The short answer is no—simply not using a credit card won't damage your credit score. But the fuller answer involves understanding what actually builds and maintains credit, and recognizing that inactivity can create different outcomes depending on your situation.
Your credit score is built from five major factors, and payment history and credit utilization are the two heaviest weighted components. A credit score rewards demonstrated responsible borrowing behavior—paying bills on time and using credit without overextending yourself. It doesn't reward or penalize the mere existence of unused accounts.
If you're not using a credit card at all, you're not actively building or damaging your score through that card. However, the absence of any credit activity can matter in subtle ways.
The more practical concern with credit cards you don't use is account inactivity. Many card issuers close accounts that show no activity for 6 months to 2 years, depending on their policies. When an account closes, it can affect your score in two ways:
Credit utilization ratio changes. If the closed account had available credit, removing that unused credit limit from your overall available credit can raise your utilization percentage, which may lower your score temporarily.
Average age of accounts decreases. Closed accounts eventually fall off your credit report, which can reduce the average age of your credit history—a factor that does influence your score.
Neither of these is a catastrophic hit, but both can create a small dip.

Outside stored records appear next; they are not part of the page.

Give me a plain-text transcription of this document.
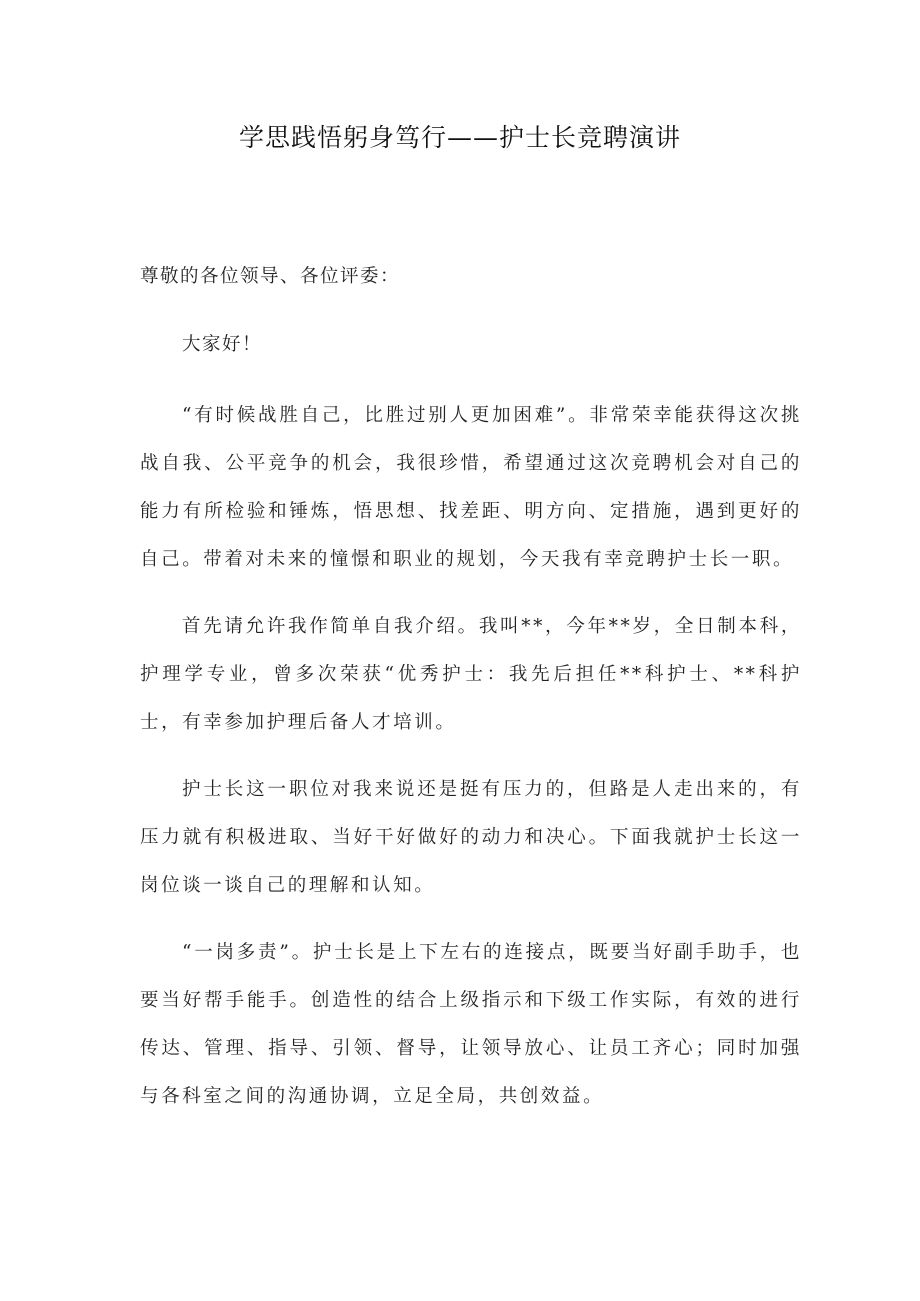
学思践悟躬身笃行——护士长竞聘演讲

尊敬的各位领导、各位评委：

大家好！

“有时候战胜自己，比胜过别人更加困难”。非常荣幸能获得这次挑战自我、公平竞争的机会，我很珍惜，希望通过这次竞聘机会对自己的能力有所检验和锤炼，悟思想、找差距、明方向、定措施，遇到更好的自己。带着对未来的憧憬和职业的规划，今天我有幸竞聘护士长一职。

首先请允许我作简单自我介绍。我叫**，今年**岁，全日制本科，护理学专业，曾多次荣获“优秀护士：我先后担任**科护士、**科护士，有幸参加护理后备人才培训。

护士长这一职位对我来说还是挺有压力的，但路是人走出来的，有压力就有积极进取、当好干好做好的动力和决心。下面我就护士长这一岗位谈一谈自己的理解和认知。

“一岗多责”。护士长是上下左右的连接点，既要当好副手助手，也要当好帮手能手。创造性的结合上级指示和下级工作实际，有效的进行传达、管理、指导、引领、督导，让领导放心、让员工齐心；同时加强与各科室之间的沟通协调，立足全局，共创效益。
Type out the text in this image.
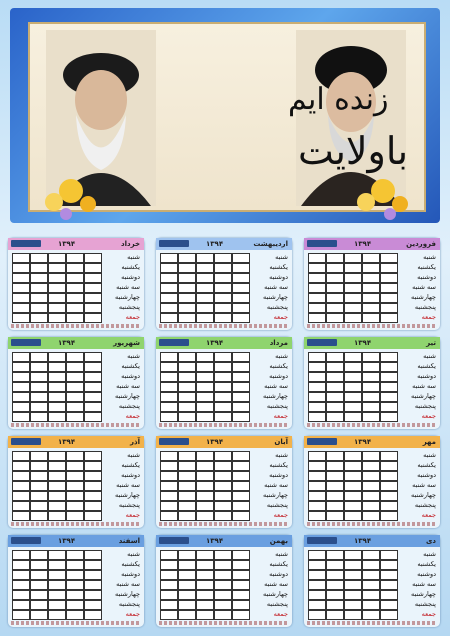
زنده ایم
باولایت
۱۳۹۴	فروردین
شنبه
یکشنبه
دوشنبه
سه شنبه
چهارشنبه
پنجشنبه
جمعه
۱۳۹۴	اردیبهشت
شنبه
یکشنبه
دوشنبه
سه شنبه
چهارشنبه
پنجشنبه
جمعه
۱۳۹۴	خرداد
شنبه
یکشنبه
دوشنبه
سه شنبه
چهارشنبه
پنجشنبه
جمعه
۱۳۹۴	تیر
شنبه
یکشنبه
دوشنبه
سه شنبه
چهارشنبه
پنجشنبه
جمعه
۱۳۹۴	مرداد
شنبه
یکشنبه
دوشنبه
سه شنبه
چهارشنبه
پنجشنبه
جمعه
۱۳۹۴	شهریور
شنبه
یکشنبه
دوشنبه
سه شنبه
چهارشنبه
پنجشنبه
جمعه
۱۳۹۴	مهر
شنبه
یکشنبه
دوشنبه
سه شنبه
چهارشنبه
پنجشنبه
جمعه
۱۳۹۴	آبان
شنبه
یکشنبه
دوشنبه
سه شنبه
چهارشنبه
پنجشنبه
جمعه
۱۳۹۴	آذر
شنبه
یکشنبه
دوشنبه
سه شنبه
چهارشنبه
پنجشنبه
جمعه
۱۳۹۴	دی
شنبه
یکشنبه
دوشنبه
سه شنبه
چهارشنبه
پنجشنبه
جمعه
۱۳۹۴	بهمن
شنبه
یکشنبه
دوشنبه
سه شنبه
چهارشنبه
پنجشنبه
جمعه
۱۳۹۴	اسفند
شنبه
یکشنبه
دوشنبه
سه شنبه
چهارشنبه
پنجشنبه
جمعه
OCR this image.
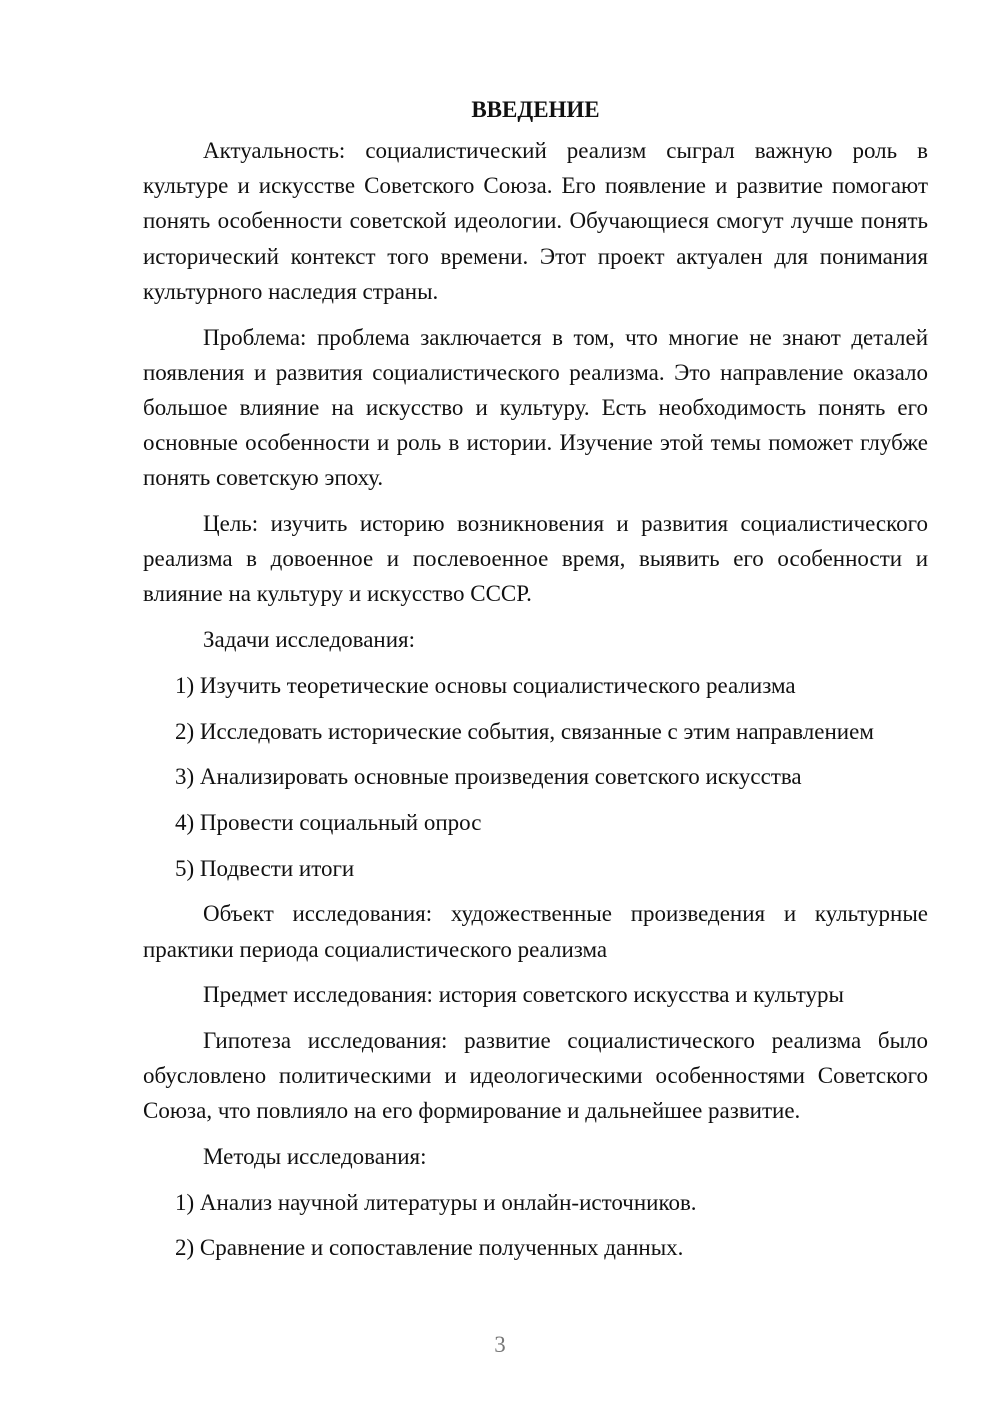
ВВЕДЕНИЕ

Актуальность: социалистический реализм сыграл важную роль в культуре и искусстве Советского Союза. Его появление и развитие помогают понять особенности советской идеологии. Обучающиеся смогут лучше понять исторический контекст того времени. Этот проект актуален для понимания культурного наследия страны.

Проблема: проблема заключается в том, что многие не знают деталей появления и развития социалистического реализма. Это направление оказало большое влияние на искусство и культуру. Есть необходимость понять его основные особенности и роль в истории. Изучение этой темы поможет глубже понять советскую эпоху.

Цель: изучить историю возникновения и развития социалистического реализма в довоенное и послевоенное время, выявить его особенности и влияние на культуру и искусство СССР.

Задачи исследования:

1) Изучить теоретические основы социалистического реализма

2) Исследовать исторические события, связанные с этим направлением

3) Анализировать основные произведения советского искусства

4) Провести социальный опрос

5) Подвести итоги

Объект исследования: художественные произведения и культурные практики периода социалистического реализма

Предмет исследования: история советского искусства и культуры

Гипотеза исследования: развитие социалистического реализма было обусловлено политическими и идеологическими особенностями Советского Союза, что повлияло на его формирование и дальнейшее развитие.

Методы исследования:

1) Анализ научной литературы и онлайн-источников.

2) Сравнение и сопоставление полученных данных.

3
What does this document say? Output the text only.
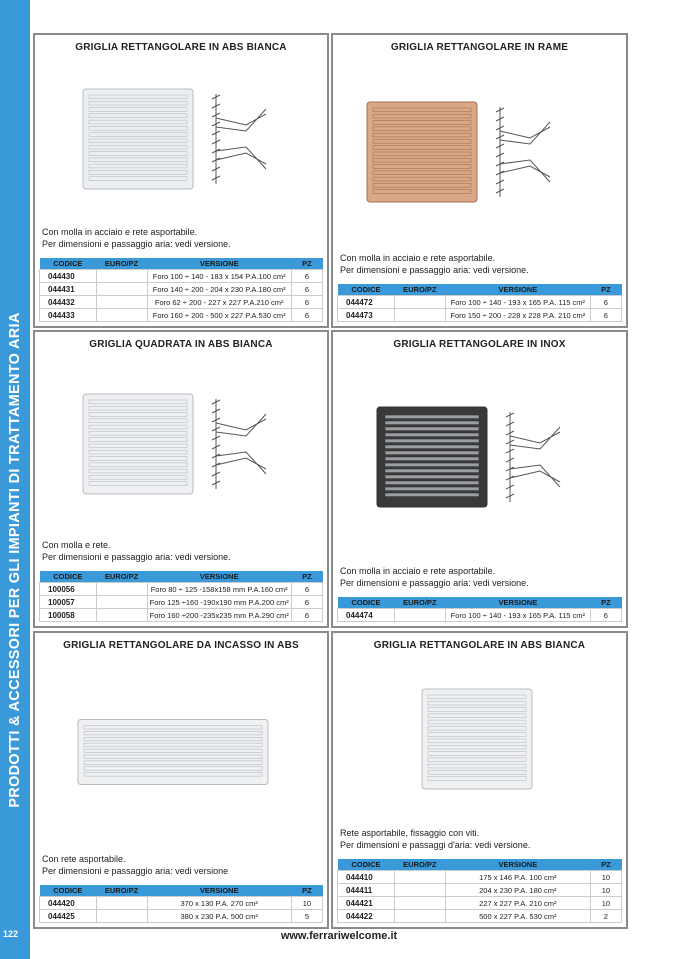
PRODOTTI & ACCESSORI PER GLI IMPIANTI DI TRATTAMENTO ARIA
122
GRIGLIA RETTANGOLARE IN ABS BIANCA
Con molla in acciaio e rete asportabile.
Per dimensioni e passaggio aria: vedi versione.
CODICE	EURO/PZ	VERSIONE	PZ
044430		Foro 100 ÷ 140 - 183 x 154 P.A.100 cm²	6
044431		Foro 140 ÷ 200 - 204 x 230 P.A.180 cm²	6
044432		Foro 62 ÷ 200 - 227 x 227 P.A.210 cm²	6
044433		Foro 160 ÷ 200 - 500 x 227 P.A.530 cm²	6
GRIGLIA RETTANGOLARE IN RAME
Con molla in acciaio e rete asportabile.
Per dimensioni e passaggio aria: vedi versione.
CODICE	EURO/PZ	VERSIONE	PZ
044472		Foro 100 ÷ 140 - 193 x 165 P.A. 115 cm²	6
044473		Foro 150 ÷ 200 - 228 x 228 P.A. 210 cm²	6
GRIGLIA QUADRATA IN ABS BIANCA
Con molla e rete.
Per dimensioni e passaggio aria: vedi versione.
CODICE	EURO/PZ	VERSIONE	PZ
100056		Foro 80 ÷ 125 -158x158 mm P.A.160 cm²	6
100057		Foro 125 ÷160 -190x190 mm P.A.200 cm²	6
100058		Foro 160 ÷200 -235x235 mm P.A.290 cm²	6
GRIGLIA RETTANGOLARE IN INOX
Con molla in acciaio e rete asportabile.
Per dimensioni e passaggio aria: vedi versione.
CODICE	EURO/PZ	VERSIONE	PZ
044474		Foro 100 ÷ 140 - 193 x 165 P.A. 115 cm²	6
GRIGLIA RETTANGOLARE DA INCASSO IN ABS
Con rete asportabile.
Per dimensioni e passaggio aria: vedi versione
CODICE	EURO/PZ	VERSIONE	PZ
044420		370 x 130 P.A. 270 cm²	10
044425		380 x 230 P.A. 500 cm²	5
GRIGLIA RETTANGOLARE IN ABS BIANCA
Rete asportabile, fissaggio con viti.
Per dimensioni e passaggi d'aria: vedi versione.
CODICE	EURO/PZ	VERSIONE	PZ
044410		175 x 146 P.A. 100 cm²	10
044411		204 x 230 P.A. 180 cm²	10
044421		227 x 227 P.A. 210 cm²	10
044422		500 x 227 P.A. 530 cm²	2
www.ferrariwelcome.it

Your score's response to not using a credit card depends on your overall credit profile:
| Your Situation | Likely Impact |
|---|---|
| You have multiple open accounts with good history | Minimal to no impact from one unused card |
| You have limited credit history or few open accounts | Higher risk that account closure affects your score noticeably |
| You carry balances on other cards | Losing available credit from an unused card raises utilization ratio |
| You never use credit and have no other accounts | Inactivity means no new positive payment history is being built |
If you're not using credit cards but want to maintain or build credit, you have options:
Keep accounts open and active. Even small, regular charges (like a subscription or utility bill) with automatic payoff keep accounts active without creating financial risk.
Build credit through other accounts. Installment loans, secured credit products, and alternate credit reporting (like rent or utility payments) can establish credit history independent of credit cards.
Understand your credit starting point. If you have no credit history, you may need some active credit activity to build a score. If you have established history, dormant accounts are less urgent.
Not using a credit card is neutral for your score—it doesn't hurt it. But it also doesn't help it. A credit score is built through demonstrated responsible borrowing: using credit, paying it back, and repeating that cycle over time. Accounts that sit untouched don't create the payment history that scores reward.
Whether that matters to you depends entirely on why you're not using credit cards in the first place and what your credit goals are. Someone with no credit cards but a strong payment history from other loans and accounts is in a very different position than someone with no credit history at all.